For landlords, this means that their properties need to have an EPC rating of C or above by 2025. Otherwise, they will no longer be able to let them to new tenants.
Just three years away, this deadline can be intimidating. Especially because the costs to achieve the required ratings can be considerable. In fact, they can reach up to £10,000 per property.
In a new whitepaper titled Confronting the EPC Challenge, Shawbrook Bank assesses how this situation can be addressed and the negative impacts on the rental market reduced.
What’s the current status?
At the moment, approximately 25% of landlords are letting properties with energy ratings of D or worse. This is especially true for structures built before the Second World War. Unfortunately, over a third of Private Rental Sector (PRS) properties predate 1940.
However, another major issue is a lack of knowledge, Shawbrook found. 25% of landlords don’t know the EPC rating of their property, and another 15% said they weren’t aware of the changed regulations or the deadline. 20% knew, but could not estimate the costs of upgrading their properties in terms of energy efficiency.
Those who do know put the average cost at around £5,900 – not factoring in tenants having to leave during the improvements, or the likely spike in prices as demand increases.
Paul Elliott, Managing Director at Propp.io, a property finance comparison site, says: “Landlords need to build this into their investment strategy right now.

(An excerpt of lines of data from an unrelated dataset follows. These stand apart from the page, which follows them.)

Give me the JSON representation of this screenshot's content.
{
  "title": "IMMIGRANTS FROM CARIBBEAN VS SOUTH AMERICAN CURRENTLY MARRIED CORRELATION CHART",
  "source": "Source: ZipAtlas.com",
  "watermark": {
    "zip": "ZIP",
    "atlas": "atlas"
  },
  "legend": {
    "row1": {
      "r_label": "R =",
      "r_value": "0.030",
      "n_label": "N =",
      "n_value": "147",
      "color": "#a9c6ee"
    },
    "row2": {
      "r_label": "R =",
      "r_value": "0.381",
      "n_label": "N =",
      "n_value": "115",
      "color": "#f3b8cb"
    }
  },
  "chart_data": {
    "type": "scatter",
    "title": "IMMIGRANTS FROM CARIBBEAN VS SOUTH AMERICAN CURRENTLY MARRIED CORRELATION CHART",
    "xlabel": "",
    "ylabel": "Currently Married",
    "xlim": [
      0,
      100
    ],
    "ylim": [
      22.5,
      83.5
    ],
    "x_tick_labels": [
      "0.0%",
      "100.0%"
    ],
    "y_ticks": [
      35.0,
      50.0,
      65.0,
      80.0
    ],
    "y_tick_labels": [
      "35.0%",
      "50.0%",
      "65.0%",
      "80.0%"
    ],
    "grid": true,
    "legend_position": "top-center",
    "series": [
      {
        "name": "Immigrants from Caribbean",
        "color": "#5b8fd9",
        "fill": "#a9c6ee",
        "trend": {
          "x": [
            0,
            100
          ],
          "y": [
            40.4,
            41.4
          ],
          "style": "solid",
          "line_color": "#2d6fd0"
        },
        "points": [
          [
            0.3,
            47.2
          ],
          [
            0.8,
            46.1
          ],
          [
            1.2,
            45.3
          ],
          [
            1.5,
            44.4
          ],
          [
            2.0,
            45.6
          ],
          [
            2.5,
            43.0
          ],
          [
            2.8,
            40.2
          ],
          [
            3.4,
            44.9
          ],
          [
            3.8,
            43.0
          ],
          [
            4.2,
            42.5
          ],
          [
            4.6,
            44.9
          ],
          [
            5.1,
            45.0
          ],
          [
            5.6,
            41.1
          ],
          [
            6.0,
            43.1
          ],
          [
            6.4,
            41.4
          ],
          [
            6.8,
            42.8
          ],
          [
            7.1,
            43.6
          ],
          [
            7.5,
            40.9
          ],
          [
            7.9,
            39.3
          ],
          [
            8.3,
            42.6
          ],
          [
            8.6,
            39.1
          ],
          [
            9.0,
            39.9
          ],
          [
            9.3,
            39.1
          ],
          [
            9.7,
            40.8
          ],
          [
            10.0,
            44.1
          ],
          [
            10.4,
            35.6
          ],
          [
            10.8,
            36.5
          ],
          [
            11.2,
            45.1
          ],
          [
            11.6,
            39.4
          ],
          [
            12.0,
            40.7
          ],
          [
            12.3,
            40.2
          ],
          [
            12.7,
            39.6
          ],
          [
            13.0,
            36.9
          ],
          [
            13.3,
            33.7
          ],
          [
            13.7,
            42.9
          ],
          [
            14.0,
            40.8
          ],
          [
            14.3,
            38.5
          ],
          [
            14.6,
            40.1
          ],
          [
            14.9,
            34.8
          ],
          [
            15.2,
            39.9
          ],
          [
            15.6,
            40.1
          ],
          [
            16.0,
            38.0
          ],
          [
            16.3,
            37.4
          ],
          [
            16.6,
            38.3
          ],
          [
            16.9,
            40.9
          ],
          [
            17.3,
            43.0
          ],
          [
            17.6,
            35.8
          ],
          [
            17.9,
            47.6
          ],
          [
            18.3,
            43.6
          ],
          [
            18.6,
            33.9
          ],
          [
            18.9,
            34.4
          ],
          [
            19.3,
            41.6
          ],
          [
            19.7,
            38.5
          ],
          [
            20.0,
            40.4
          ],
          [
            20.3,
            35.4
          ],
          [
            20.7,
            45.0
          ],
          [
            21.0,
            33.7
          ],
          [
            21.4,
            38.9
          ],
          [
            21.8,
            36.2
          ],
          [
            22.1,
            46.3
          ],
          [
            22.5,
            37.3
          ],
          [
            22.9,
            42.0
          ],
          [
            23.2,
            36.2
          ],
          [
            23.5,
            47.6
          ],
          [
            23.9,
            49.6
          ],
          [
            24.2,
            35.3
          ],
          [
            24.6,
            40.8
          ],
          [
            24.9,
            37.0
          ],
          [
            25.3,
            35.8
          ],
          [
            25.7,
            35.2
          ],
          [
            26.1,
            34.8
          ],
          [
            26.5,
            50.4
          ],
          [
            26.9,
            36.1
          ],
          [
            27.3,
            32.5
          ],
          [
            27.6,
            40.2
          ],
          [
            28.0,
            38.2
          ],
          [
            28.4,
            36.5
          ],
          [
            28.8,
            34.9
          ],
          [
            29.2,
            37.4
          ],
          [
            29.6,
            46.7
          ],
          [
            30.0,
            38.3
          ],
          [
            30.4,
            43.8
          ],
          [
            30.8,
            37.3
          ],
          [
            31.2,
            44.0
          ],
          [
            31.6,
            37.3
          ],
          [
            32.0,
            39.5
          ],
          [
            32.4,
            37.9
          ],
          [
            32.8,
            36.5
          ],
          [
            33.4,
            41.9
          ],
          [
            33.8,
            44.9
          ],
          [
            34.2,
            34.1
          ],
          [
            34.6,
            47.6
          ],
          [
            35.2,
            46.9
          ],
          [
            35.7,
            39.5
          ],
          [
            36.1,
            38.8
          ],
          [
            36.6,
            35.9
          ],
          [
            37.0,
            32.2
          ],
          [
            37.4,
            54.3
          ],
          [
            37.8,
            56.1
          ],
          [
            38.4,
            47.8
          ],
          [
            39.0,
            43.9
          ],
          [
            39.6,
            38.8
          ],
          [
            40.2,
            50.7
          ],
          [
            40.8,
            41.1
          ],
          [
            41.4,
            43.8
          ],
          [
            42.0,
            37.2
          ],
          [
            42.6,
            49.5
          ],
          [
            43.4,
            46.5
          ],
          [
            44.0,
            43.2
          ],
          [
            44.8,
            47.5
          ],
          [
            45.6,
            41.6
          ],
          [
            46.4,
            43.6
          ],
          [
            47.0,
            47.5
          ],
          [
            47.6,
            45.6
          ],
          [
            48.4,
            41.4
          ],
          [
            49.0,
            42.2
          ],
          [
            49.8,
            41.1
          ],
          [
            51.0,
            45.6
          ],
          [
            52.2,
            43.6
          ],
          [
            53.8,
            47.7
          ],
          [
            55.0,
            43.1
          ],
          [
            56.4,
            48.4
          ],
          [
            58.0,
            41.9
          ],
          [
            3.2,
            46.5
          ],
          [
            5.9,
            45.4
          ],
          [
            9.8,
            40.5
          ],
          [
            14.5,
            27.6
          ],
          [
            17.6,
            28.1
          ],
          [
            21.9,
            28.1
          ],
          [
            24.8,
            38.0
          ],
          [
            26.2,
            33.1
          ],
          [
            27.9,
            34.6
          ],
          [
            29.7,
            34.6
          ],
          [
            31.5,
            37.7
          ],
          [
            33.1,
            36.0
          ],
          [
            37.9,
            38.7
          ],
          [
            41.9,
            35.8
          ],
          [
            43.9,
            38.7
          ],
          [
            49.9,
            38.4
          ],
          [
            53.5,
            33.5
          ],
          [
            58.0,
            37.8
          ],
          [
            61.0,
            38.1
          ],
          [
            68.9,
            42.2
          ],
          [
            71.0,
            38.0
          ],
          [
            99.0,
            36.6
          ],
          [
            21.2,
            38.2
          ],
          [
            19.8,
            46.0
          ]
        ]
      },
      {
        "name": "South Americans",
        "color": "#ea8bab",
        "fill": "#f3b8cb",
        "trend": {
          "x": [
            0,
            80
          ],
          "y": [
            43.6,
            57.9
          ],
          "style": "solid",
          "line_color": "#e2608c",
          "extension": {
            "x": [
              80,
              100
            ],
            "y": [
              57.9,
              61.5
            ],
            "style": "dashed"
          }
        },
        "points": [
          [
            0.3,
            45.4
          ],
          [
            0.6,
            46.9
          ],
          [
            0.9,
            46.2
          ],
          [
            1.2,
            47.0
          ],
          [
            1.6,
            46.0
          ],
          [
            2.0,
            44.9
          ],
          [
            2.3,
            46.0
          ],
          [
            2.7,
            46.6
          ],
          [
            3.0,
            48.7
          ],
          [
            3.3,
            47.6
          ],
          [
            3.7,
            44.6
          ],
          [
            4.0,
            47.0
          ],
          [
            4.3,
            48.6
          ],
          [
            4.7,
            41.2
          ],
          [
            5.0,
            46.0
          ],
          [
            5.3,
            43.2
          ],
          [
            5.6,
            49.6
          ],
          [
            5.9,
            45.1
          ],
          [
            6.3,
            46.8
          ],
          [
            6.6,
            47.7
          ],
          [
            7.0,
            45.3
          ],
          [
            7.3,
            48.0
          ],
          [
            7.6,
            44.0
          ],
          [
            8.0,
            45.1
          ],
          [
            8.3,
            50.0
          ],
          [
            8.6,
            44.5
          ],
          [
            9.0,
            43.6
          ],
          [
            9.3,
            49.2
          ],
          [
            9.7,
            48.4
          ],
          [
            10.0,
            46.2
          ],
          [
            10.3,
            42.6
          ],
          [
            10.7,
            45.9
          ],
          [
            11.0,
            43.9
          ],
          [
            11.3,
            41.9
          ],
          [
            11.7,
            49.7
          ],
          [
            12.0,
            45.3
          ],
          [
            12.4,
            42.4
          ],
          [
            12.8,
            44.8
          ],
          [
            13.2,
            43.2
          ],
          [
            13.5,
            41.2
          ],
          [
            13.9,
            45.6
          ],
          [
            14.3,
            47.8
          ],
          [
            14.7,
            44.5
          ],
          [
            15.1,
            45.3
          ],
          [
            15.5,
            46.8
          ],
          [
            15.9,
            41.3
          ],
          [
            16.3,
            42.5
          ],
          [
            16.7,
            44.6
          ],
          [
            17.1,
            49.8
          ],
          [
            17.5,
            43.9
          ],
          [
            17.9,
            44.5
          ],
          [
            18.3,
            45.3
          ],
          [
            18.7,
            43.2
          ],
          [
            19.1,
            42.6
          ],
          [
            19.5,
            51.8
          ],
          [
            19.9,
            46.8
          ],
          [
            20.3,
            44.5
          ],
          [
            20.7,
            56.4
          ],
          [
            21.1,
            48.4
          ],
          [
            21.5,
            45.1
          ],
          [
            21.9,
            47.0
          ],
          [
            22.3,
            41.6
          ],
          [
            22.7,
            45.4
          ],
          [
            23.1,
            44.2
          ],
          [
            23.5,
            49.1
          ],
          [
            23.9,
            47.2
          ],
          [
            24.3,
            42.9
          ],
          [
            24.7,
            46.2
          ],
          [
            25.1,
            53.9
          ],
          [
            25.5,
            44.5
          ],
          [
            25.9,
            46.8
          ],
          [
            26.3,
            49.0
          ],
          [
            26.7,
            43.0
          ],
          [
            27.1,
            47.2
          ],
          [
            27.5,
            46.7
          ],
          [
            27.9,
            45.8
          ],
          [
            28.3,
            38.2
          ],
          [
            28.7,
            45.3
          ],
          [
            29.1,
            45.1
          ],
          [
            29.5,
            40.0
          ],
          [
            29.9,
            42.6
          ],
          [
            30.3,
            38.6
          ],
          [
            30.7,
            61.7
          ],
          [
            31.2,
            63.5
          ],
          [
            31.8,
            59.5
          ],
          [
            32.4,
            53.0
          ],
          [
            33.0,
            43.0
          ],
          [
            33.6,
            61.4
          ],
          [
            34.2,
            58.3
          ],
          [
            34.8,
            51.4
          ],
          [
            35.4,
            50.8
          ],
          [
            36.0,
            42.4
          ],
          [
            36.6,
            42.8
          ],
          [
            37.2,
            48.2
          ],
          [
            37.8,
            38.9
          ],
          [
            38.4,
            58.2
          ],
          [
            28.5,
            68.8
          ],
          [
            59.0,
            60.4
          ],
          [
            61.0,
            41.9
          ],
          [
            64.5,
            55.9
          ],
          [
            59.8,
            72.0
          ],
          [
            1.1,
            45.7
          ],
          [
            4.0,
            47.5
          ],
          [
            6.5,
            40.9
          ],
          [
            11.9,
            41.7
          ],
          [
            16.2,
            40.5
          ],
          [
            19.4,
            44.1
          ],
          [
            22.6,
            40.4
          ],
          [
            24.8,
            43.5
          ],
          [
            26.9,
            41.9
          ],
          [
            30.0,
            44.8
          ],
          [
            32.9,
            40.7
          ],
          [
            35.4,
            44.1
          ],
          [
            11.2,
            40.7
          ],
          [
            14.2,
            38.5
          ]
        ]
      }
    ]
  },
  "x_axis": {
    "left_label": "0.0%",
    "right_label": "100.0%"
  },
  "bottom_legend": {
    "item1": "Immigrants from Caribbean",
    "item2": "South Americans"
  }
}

Factoring in an additional 10% cost on top of the purchase price for works to improve the EPC can change a deal from a good one to a bad one. And ignoring the problem completely could lumber investors with useless stock – unrentable and potentially even unsellable.”
What market impact can be expected?
Overall, the market impact of the EPC policy is likely to be considerable. Most landlords are thinking about passing part of the cost on to tenants, who ultimately benefit from lower energy bills.
In addition, rents are likely to rise above their current levels, especially since many historic buildings will never achieve the requisite EPC ratings and thus disappear from the market.
In terms of investment, many landlords are already looking at energy ratings as a major decision point. 25% say that they avoid buying property with poor ratings. 15% even say they’re now exclusively interested in property built within the last two decades.
What should landlords do?
To begin with, landlords need to consult the EPC register to ascertain the current rating of their property. This is also a great source of information on improvements you need to make and which ratings you can reach.
As a next step, you need to round up funding options. Get ahead of the curve, before high demand drives up prices for materials as the deadline looms.
The key is to make energy efficiency a priority – both in upgrading your current properties and in purchasing new ones.